Quand il attrape enfin son téléphone, il est 6h13, et c'est avec peine qu'il constate que Jordan n'a toujours pas donné signe de vie. Gabriel veut bien qu'il soit absolument chamboulé par la valse de leurs bouches, m'enfin, quand même... voilà plus de 24h qu'il ne s'est pas manifesté. Si Attal est tenté de l'harceler d'appels afin de le secouer – voire même de l'énerver, au moins, Jordan se retrouverait dans sa zone de confort –, il décide de laisser encore passer un peu de temps. Après tout, il est encore très tôt, et leur présence n'est requise que pour la fin de matinée.
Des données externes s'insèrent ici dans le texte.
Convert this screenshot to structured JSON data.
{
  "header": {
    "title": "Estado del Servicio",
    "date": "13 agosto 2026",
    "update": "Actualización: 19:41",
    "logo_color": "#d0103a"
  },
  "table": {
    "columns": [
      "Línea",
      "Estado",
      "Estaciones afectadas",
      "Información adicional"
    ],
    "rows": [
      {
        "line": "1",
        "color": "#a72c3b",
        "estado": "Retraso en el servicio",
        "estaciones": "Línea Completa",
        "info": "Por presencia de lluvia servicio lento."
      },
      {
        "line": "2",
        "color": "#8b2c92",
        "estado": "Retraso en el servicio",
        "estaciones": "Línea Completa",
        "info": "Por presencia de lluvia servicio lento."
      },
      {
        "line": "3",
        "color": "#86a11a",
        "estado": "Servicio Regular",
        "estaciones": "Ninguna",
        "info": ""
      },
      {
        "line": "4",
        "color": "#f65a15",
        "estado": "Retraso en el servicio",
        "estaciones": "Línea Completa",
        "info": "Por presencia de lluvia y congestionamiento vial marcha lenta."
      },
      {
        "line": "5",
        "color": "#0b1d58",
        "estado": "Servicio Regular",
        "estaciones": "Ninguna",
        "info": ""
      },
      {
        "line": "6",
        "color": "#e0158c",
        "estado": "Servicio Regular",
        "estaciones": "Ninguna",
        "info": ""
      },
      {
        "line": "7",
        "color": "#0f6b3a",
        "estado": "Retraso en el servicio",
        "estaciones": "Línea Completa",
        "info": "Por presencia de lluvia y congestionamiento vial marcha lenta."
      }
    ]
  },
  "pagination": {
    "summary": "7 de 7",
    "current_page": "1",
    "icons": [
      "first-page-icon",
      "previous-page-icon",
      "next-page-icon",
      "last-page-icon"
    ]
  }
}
Gabriel se rend compte que se lever si tôt n'était pas la meilleure des idées. Le voilà seule face à lui-même, et rien ne peut l'occuper, alors ses pensées divaguent vers un sujet qu'il ne connait que trop bien puisqu'il le ressasse sans cesse... Jordan. Gabriel est obsédé par ces lèvres fines, brutales et cruelles qui ont malmené sa bouche l'espace de quelques secondes. Des secondes minces, mais qui leur ont pourtant paru durer une éternité. Il revoit le reflet de la lune sur le corps à moitié nu de Bardella, ces ombres nocturnes qui ondulaient sur sa peau diaphane et laissaient apparaitre des endroits qui semblaient interdits au regard de Gabriel. Plus le jeune homme s'enfonce dans ces pensées dangereuses, et plus il sent une chaleur familière se répandre dans son ventre. Le juste mot serait qu'il ressent des papillons – pire, des feux d'artifices – s'établir en son sein, mais il refuse de se l'avouer.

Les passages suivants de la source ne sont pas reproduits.